The coronavirus outbreak sweeping through Iran has delivered a jarring blow to the senior ranks of its government, infecting about two dozen members of parliament and at least 15 other current or former top figures, according to official reports. Among those sickened have been a vice president, a deputy health minister and an adviser to the head of the judiciary, and the virus has struck at the pinnacle of power, killing an adviser to Ayatollah Ali Khamenei, Iran’s supreme leader.With the outbreak in Iran representing one of the largest in the world, Kianoush Jahanpour, a spokesman for the Health Ministry, said Wednesday that the virus has killed 92 people across the country with nearly 3,000 people known to have been infected.
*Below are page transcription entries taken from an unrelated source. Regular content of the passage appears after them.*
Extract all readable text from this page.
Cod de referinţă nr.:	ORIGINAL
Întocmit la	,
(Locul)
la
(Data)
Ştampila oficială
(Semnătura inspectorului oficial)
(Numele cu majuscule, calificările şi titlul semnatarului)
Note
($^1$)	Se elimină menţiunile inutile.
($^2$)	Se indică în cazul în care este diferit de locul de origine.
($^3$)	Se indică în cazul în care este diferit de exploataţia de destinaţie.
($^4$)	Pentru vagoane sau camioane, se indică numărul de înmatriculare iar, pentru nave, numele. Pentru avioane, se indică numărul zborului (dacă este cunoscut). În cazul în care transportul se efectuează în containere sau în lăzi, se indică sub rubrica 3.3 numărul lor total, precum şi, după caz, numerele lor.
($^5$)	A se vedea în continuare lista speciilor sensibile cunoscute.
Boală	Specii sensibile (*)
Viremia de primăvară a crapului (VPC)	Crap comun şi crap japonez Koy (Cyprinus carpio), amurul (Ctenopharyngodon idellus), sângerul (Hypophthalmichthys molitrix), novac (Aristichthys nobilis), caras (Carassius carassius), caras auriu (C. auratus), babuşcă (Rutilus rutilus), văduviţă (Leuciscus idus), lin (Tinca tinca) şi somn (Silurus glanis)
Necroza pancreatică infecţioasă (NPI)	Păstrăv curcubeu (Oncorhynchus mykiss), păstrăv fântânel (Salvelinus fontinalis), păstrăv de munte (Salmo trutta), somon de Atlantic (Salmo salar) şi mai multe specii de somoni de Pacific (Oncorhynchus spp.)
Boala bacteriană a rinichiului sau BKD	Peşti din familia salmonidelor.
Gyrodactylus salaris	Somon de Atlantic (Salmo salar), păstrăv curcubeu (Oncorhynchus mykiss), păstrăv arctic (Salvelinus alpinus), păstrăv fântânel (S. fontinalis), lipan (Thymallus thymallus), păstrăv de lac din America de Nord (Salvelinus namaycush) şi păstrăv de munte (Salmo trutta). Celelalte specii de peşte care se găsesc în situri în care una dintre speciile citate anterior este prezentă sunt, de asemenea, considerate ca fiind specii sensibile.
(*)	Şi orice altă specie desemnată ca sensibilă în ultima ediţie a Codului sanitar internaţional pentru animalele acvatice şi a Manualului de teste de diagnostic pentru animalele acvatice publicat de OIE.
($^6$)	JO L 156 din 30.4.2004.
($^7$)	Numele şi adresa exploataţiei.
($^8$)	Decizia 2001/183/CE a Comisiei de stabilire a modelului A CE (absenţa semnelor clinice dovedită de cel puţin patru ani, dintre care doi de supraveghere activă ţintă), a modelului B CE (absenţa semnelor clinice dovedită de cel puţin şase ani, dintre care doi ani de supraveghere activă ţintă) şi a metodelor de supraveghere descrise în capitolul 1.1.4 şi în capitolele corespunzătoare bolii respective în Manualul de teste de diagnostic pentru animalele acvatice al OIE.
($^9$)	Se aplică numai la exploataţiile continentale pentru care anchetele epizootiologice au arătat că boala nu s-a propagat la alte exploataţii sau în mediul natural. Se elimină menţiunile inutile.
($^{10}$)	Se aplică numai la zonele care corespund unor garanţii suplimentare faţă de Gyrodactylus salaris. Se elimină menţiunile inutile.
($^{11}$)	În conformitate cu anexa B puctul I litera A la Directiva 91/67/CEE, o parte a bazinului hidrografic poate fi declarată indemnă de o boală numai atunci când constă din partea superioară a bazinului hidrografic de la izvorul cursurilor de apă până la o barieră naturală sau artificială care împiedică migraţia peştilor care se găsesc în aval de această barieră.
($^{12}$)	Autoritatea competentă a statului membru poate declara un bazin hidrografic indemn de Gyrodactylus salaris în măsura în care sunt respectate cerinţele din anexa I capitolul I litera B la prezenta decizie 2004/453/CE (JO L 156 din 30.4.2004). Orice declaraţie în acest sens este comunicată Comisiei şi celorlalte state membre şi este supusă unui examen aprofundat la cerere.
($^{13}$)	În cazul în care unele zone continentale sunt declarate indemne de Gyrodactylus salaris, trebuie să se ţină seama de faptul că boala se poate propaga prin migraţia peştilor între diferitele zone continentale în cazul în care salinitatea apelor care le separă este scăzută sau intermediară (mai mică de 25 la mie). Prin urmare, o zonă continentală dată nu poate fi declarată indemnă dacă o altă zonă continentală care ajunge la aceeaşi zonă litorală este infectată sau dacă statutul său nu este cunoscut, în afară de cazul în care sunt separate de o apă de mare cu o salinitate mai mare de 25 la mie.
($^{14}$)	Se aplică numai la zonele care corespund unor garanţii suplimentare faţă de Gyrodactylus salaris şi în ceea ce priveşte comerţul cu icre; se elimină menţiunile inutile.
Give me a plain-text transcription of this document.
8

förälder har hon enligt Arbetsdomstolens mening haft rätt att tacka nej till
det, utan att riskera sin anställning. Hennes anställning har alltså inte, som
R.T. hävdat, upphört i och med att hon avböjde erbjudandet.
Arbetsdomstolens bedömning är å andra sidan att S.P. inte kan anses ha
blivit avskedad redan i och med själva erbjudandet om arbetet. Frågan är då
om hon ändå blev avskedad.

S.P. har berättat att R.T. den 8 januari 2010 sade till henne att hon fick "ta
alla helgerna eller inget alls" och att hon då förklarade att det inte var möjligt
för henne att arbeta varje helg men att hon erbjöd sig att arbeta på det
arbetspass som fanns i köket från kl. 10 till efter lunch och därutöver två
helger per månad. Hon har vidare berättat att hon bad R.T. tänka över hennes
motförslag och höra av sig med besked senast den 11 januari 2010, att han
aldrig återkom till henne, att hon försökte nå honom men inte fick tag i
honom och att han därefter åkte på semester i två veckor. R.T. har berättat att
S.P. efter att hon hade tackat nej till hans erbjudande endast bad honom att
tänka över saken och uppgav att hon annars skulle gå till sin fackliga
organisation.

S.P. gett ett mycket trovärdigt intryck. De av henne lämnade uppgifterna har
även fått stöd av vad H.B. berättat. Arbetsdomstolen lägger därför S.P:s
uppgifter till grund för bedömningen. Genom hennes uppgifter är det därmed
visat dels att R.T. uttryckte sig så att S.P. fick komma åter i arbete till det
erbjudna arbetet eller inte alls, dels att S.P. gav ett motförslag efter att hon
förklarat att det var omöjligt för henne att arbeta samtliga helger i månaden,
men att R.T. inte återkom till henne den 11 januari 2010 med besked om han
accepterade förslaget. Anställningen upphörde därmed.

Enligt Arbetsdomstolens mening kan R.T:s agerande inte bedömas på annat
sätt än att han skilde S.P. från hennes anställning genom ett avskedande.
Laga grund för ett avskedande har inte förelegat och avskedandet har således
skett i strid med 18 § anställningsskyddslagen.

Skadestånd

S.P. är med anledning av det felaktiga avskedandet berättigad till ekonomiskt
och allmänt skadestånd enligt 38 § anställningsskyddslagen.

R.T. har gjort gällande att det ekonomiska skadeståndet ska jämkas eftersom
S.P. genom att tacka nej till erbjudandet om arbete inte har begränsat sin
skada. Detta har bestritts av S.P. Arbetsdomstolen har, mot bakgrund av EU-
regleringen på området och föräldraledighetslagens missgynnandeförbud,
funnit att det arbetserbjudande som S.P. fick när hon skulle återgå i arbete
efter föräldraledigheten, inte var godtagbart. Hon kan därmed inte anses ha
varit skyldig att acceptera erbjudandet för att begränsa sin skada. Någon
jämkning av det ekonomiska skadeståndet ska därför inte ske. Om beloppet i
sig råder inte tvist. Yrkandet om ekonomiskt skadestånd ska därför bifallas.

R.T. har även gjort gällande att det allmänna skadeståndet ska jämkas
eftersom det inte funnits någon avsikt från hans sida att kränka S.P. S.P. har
But data obtained from a group of hospitals in Tehran strongly suggests that the epidemic has spread even more than the government has acknowledged. About a dozen hospitals in the capital city have reported 80 deaths from the coronavirus during the six days ending Wednesday, according to records from the medical centers. And these hospitals represent only a small fraction of the total in Tehran. The data set — including demographic details and status of the cases — shows a 17 percent surge in deaths between Tuesday and Wednesday.

The hospital information was collected and provided to The Washington Post by Britain-based Iranian activist Nariman Gharib, who has been critical of the government’s response to the epidemic and fears the government might be keeping details from the public. Based on the figures from Tehran, Ashleigh Tuite, an infectious-disease epidemiologist, estimated that the current outbreak in Iran has reached up to 28,000 cases. “I suspect these numbers to keep going up,” said Tuite, who is based at the University of Toronto’s Dalla Lana School of Public Health, after reviewing the data for The Post.